Don't get me wrong. I understand entirely the urge to disempower the oppressive forces of one's own mind. If the Brady Bunch theme has an evil hold on your consciousness, by all means, cast it out, with extreme prejudice. These people bust their hump to prepare and present stuff they think is dumb. "Can we agree this is not cool?" It gets my goat, because a whole lot of stuff they post just to piss on there, I hold close to my heart.



Lee Hartsfeld shares my beef with the spirit of BOTB, and unlike me (known the world over to run from any fight), has had the stones to write to them about it, earning only their scorn, prompting the administrators there to block some of his comments. I think he's been most offended by the editorial assumption that all those visiting the blog would agree that any religious expression is misguided at best. The things they've said about Little Marcy!

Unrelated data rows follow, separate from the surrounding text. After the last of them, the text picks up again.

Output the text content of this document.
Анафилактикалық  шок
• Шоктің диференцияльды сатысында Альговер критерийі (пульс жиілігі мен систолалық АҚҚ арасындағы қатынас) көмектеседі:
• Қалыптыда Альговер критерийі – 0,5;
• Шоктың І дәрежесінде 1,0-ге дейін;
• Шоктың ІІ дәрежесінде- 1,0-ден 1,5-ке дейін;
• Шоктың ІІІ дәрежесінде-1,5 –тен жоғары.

Lee recently posted a batch of sides including a cover of John Lennon's "Imagine," sung by Andy Williams. He shared a couple of sincere and contentious opinions about the recording: that the lyric was not as deep as its fans have held, and that Williams' voice was "better" than that of the songwriter.



One visitor, commenting on his entry, must have presumed Lee's motive was to hold Williams, a hopeless square, up to ridicule (as would happen routinely at BOTB); subsequently he seemed blindsided by Lee's spirited defense of and genuine appreciation for the singing of Andy Williams. His rejoinder was a sputtering paraphrase of "how am I going to get laid if anyone sees me hanging out with you, Uncle Elmer?"



Tuesday, January 08, 2008

John Turturro wrote and directed a big crude singalong musical of blue collar New Jersey and somehow I missed it. I saw a couple of other clips a few weeks back on youtube, a funny song and dance with Kate Winslet, but when I saw this one today I put "Romance And Cigarettes" at the front of the Netflix queue. I can't wait to see the rest of this movie. Dreamgirls it obviously ain't.

I have had the chance to hang with some old world blue collar cats, bruisers and freight men, and their capacity to fall apart in the arms of song has made an indelible impression on me. The assumption that these guys are too tough to be soft hearted does them no service. In this clip, I wait for the shot of the welder pushing his visor up and extending his blowtorch as he sings.

Turturro's master stroke at the end of this clip is what to do after a big heartache song and dance. The shirt pocket pat.